What an Observation Contains
Each Observation is a small structured record (JSON in conversation_observations) with:
- User intent — what the user is ultimately trying to accomplish
- Key findings — the substantive information the agent discovered across its tool calls
- Tool usage summary — which tools were called, with which arguments, and what they returned (compressed)
- Pending work — anything the user asked for that the agent hasn't resolved yet
- Unresolved constraints — hard requirements the next turn must still honour
The Observer runs after a conversation turn crosses AGENT_OBSERVATION_THRESHOLD tokens (default 10,000), rate-limited to once per conversation per five minutes. Below that threshold, running the observer costs more than it saves.
Reflection: Summarising the Summaries
Observations accumulate. At some point a conversation has twenty observations, and stuffing those into every subsequent turn is back to the original problem on a different axis. When observations exceed AGENT_REFLECTION_THRESHOLD tokens (default 20,000), a second pass — the Reflector — consolidates many observations into a single higher-level summary. The Reflection is preferred over raw observations in context assembly, and older observations can be pruned without losing the aggregated signal.

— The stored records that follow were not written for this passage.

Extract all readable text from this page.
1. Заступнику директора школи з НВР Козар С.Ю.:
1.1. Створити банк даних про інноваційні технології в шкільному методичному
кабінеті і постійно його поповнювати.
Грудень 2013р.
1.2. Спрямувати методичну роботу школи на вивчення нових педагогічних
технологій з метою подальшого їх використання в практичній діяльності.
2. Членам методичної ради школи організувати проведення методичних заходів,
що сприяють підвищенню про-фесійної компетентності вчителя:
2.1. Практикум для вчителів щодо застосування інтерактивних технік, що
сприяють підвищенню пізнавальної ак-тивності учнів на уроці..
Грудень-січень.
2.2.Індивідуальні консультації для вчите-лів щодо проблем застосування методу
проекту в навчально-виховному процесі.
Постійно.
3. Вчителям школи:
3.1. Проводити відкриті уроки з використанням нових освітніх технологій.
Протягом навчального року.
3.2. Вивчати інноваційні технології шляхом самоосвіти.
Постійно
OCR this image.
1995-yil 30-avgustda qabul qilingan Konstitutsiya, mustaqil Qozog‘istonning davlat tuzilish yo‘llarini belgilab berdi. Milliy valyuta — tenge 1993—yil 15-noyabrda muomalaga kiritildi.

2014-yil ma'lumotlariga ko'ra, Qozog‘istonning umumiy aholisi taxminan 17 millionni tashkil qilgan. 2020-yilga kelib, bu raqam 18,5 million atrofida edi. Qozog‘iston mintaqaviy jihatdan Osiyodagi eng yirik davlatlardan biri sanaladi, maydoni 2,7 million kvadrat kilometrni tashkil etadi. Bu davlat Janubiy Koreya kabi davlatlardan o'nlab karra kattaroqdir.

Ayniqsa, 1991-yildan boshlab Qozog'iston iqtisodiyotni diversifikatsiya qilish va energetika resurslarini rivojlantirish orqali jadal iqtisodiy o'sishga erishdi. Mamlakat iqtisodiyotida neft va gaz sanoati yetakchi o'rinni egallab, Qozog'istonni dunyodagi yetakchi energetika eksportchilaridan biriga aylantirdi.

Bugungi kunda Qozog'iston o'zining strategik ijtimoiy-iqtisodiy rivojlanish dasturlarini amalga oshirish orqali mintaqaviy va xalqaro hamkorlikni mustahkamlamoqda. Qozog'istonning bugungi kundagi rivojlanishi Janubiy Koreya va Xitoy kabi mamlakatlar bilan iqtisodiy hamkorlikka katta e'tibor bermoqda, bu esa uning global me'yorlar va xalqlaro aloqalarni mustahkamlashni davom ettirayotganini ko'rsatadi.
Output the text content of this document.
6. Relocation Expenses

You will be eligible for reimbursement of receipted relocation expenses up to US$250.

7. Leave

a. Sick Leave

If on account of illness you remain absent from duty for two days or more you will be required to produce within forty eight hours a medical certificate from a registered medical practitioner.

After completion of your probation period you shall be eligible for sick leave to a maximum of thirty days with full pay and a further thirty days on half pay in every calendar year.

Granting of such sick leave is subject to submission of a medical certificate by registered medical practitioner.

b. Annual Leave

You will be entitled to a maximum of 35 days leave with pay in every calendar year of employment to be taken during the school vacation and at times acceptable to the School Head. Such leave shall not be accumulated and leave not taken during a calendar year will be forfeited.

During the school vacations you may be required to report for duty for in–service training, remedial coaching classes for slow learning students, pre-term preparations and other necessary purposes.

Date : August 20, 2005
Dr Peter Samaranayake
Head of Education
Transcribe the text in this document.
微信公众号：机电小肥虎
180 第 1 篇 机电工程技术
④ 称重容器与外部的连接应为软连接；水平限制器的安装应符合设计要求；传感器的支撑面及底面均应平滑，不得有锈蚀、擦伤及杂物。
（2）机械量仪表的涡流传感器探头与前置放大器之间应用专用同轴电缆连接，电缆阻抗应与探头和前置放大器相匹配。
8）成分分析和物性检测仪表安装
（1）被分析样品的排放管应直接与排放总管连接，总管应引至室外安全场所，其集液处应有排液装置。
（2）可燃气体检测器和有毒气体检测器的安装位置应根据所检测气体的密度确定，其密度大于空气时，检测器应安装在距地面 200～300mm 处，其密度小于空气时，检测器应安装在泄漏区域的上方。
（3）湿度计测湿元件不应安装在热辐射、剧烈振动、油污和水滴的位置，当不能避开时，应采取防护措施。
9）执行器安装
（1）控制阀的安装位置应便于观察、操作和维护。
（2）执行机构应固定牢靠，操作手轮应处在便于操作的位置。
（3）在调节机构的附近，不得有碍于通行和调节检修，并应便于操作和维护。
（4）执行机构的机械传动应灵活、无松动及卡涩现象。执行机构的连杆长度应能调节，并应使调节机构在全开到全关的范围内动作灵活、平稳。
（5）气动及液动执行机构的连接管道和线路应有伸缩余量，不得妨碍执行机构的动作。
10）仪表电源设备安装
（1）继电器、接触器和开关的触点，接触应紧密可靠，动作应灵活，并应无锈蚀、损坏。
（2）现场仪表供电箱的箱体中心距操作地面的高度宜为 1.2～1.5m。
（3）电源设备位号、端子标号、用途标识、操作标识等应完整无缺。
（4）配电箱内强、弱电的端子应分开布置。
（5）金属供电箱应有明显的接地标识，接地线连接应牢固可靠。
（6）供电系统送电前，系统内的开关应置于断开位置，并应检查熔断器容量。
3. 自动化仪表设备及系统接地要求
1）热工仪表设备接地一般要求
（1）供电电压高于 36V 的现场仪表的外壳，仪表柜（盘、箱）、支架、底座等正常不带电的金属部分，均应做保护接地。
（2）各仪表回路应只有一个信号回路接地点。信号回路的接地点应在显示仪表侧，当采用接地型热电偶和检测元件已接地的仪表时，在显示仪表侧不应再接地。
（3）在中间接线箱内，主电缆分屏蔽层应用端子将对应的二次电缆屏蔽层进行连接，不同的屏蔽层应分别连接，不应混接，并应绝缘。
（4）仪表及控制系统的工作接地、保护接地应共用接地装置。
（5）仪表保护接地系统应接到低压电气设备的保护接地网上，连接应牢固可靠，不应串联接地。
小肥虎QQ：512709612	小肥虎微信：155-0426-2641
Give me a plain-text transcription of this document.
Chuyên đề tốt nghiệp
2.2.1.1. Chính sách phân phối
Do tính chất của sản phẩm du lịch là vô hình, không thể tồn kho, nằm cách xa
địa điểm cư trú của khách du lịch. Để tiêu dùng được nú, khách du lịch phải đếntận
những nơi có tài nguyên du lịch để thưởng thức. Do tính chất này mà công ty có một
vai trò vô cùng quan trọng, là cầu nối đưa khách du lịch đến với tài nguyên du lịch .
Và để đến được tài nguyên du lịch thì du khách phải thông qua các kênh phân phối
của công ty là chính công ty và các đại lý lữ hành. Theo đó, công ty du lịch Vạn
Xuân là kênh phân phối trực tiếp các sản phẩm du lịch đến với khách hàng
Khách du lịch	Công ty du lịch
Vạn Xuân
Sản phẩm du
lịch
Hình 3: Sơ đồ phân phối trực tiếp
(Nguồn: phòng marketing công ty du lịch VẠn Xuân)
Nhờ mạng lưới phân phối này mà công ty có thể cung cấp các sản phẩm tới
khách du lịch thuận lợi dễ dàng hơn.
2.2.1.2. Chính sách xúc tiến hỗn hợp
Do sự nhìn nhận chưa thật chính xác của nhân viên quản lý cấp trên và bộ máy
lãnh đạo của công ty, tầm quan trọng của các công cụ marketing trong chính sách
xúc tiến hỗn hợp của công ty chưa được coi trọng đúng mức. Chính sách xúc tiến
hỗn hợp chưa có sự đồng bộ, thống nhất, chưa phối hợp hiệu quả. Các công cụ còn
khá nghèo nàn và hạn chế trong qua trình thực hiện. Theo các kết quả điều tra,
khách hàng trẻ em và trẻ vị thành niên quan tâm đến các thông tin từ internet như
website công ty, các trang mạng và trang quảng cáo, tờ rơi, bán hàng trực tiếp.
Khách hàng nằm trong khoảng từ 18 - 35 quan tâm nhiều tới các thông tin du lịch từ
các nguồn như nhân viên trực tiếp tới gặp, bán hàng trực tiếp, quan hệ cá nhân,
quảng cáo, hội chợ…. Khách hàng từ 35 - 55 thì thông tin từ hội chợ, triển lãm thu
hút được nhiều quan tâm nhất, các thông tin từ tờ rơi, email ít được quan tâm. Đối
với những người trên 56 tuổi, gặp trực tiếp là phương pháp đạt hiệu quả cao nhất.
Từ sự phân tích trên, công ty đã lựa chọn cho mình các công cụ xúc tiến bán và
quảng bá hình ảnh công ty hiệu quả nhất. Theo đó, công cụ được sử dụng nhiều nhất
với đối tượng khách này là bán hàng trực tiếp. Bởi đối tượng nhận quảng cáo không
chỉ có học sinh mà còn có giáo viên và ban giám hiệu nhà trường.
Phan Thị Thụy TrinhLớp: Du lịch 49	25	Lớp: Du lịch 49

Cacheable System-Prompt Prefix
The key design decision is where the observation lives in the prompt. ZenSearch puts it as a system-prompt prefix, not interleaved with messages. This matters because Anthropic's prompt cache and OpenAI's prefix cache both key on the exact system prompt — a prefix that doesn't change between turns is cache-eligible, which means a 90% discount on the cached portion for Anthropic and roughly 50% for OpenAI. The compression ratio of the observation is effectively multiplied by the cache-hit rate on the prefix.
Pluggable Context Pipeline
Observational memory is just one of three built-in context providers in a priority-ordered chain: observations (priority 10), heuristic compaction (priority 20, fallback), and truncation (priority 30). Each provider transforms the message list; failures are logged and skipped so the pipeline never fails a request.
Custom providers plug in at any priority slot via Orchestrator.ContextPipeline().Register(...) or declaratively through OrchestratorConfig.ExtraContextProviders. Teams can inject things like "fetch the user's current CRM account before each iteration" or "attach the last incident summary from PagerDuty" without forking the orchestrator. The pipeline runs in both LLMNode and SynthesizeNode, so custom providers also apply to the final synthesis pass.
When to Turn It Off
Observational memory adds one zen-mini call per long-conversation turn. For deployments with tight model budgets, or where conversations rarely exceed the observation threshold, set AGENT_OBSERVATIONAL_MEMORY_ENABLED=false and the agent falls back to deterministic heuristic compaction. For deployments where long conversations are common and model spend is acceptable, leave it on — the cache-hit discount on the prefix usually pays for the extraction call several times over.